Haiti comes to the news pages when there is some new spot event, like the sorry case of a boat overloaded with 200 migrants capsized in the Caribbean this week, throwing a number of people to their deaths. But the nightmare of desperation never ends for Haitians, wracked by violence, hunger, fear and deprivation across generations.
Forget for the moment that U.S. policymakers looked the other way during decades of kleptocracy by the Duvalier family in Haiti during the 20th century; or that the Bush administration essentially tricked the elected president of the country, Jean-Bertrand Aristide, out of the country in 2004; and that thereafter, the United States has cared little and thought less about Haitians, whose lives were made even worse last year after the punishing hurricane season.
Change could come in the form of a new commitment to attacking the cycle of misery. The first signal was the appointment of former President Bill Clinton as the United Nations special envoy to Haiti. His role is intended to raise awareness of the problem and he has already won more than $300 million in pledges for international aid to Haiti. That’s not enough, not by a fraction.

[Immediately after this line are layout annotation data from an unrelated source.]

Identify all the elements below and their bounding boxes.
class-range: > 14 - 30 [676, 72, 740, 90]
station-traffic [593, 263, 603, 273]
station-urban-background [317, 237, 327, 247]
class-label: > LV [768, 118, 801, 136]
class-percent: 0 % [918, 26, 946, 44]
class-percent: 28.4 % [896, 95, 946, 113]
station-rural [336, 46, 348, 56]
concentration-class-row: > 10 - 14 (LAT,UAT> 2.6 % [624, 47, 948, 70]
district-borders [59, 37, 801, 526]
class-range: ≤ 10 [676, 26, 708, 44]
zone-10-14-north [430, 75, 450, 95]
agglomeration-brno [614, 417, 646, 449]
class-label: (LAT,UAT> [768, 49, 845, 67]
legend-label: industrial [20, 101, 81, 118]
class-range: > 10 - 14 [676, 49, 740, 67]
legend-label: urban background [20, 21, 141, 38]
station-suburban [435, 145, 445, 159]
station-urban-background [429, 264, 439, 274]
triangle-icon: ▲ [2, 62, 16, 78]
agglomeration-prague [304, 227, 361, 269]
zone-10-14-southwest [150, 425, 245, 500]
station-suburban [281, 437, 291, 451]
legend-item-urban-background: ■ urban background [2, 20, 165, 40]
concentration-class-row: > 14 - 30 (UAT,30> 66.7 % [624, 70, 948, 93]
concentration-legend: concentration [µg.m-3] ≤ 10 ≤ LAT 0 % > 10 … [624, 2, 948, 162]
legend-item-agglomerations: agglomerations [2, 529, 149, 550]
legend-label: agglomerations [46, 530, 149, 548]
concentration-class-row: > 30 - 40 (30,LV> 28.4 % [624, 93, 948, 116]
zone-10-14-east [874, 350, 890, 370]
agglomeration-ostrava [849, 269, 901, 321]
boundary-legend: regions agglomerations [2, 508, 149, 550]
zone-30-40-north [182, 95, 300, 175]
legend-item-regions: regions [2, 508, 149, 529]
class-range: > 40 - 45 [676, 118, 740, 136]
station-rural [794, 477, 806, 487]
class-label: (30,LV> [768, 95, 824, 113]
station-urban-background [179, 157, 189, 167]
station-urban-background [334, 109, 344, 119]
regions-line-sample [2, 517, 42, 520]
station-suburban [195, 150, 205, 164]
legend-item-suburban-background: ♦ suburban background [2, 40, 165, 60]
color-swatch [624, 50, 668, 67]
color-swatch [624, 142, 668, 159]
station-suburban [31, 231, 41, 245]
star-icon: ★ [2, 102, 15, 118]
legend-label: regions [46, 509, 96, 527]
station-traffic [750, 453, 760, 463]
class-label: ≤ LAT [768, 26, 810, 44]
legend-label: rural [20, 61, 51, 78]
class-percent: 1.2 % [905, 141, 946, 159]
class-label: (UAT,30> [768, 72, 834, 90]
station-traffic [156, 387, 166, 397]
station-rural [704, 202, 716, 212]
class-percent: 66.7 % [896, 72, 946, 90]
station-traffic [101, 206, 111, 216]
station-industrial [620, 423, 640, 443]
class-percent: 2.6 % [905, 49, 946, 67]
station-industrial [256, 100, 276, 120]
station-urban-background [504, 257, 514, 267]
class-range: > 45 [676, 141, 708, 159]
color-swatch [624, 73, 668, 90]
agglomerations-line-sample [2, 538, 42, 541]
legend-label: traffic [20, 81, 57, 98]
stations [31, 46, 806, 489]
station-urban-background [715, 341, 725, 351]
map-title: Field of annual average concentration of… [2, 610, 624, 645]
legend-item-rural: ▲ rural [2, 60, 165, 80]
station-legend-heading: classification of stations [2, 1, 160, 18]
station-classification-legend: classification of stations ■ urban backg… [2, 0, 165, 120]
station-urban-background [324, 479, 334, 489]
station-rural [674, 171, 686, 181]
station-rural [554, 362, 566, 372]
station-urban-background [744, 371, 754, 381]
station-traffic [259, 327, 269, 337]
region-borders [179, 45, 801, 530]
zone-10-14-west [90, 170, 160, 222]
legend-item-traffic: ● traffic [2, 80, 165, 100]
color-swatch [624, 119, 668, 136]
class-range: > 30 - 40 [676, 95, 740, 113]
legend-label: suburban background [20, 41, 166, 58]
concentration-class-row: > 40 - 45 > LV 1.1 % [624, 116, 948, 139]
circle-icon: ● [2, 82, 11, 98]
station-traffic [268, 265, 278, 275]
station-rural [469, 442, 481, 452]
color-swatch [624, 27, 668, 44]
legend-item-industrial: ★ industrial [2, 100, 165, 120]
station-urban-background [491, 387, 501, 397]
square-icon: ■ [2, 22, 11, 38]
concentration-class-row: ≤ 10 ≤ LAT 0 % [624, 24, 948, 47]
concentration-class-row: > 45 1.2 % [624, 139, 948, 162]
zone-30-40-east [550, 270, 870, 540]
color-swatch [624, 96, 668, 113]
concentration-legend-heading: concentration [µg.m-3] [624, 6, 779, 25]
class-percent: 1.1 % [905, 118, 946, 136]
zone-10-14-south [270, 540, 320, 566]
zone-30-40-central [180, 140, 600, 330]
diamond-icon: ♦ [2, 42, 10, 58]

Significant change could come if Dr. Paul Farmer, as expected and hoped, is named the new administrator of the U.S. Agency for International Development, which happens to exist on the flow chart under Secretary of State Hillary Clinton. Farmer has been in the running for the job for months now, with no announcement.
He is the visionary co-founder of Partners in Health and established a free health clinic in Haiti 20 years ago, treating the dire problems of disease and nutrition among Haiti’s impoverished majority. He has now extended his formula of consciousness-raising and local-based problem solving to Rwanda and Malawi. Partners in Health looks beyond individual health care to sustainable ecology and infrastructure. And the organization is careful to work with local governments, rather than dictating solutions on high.
Farmer’s inspiring mission was the subject of Tracy Kidder’s 2003 book, Mountains Beyond Mountains: The Quest of Dr. Paul Farmer, A Man Who Would Cure the World.
It could be that the administration doesn’t want another high-profile issue on the front burner. Farmer, meanwhile, might not want to be dragged down by government bureaucracy. Whether or not he gets the job, his commitment inspires people to move mountains –- and the need in Haiti and other countries requires new thinking and global commitment to change. We are all diminished by suffering of such a scale that goes along chronically, untreated and ignored.
- Peter Eisner
Photo courtesy of Flickr user glasshalffull91 under a Creative Commons license.






10/10/2009 :: 10:35:45 PM
carl bowman Says:
In a world where almost every tree has been cut down for coal,where the mountains and land erodes into the sea sending food or supplies will only provide a meal or two.Tomorrow is another day of starvation until a plan is made to provide these people with a means of sustaining themselves.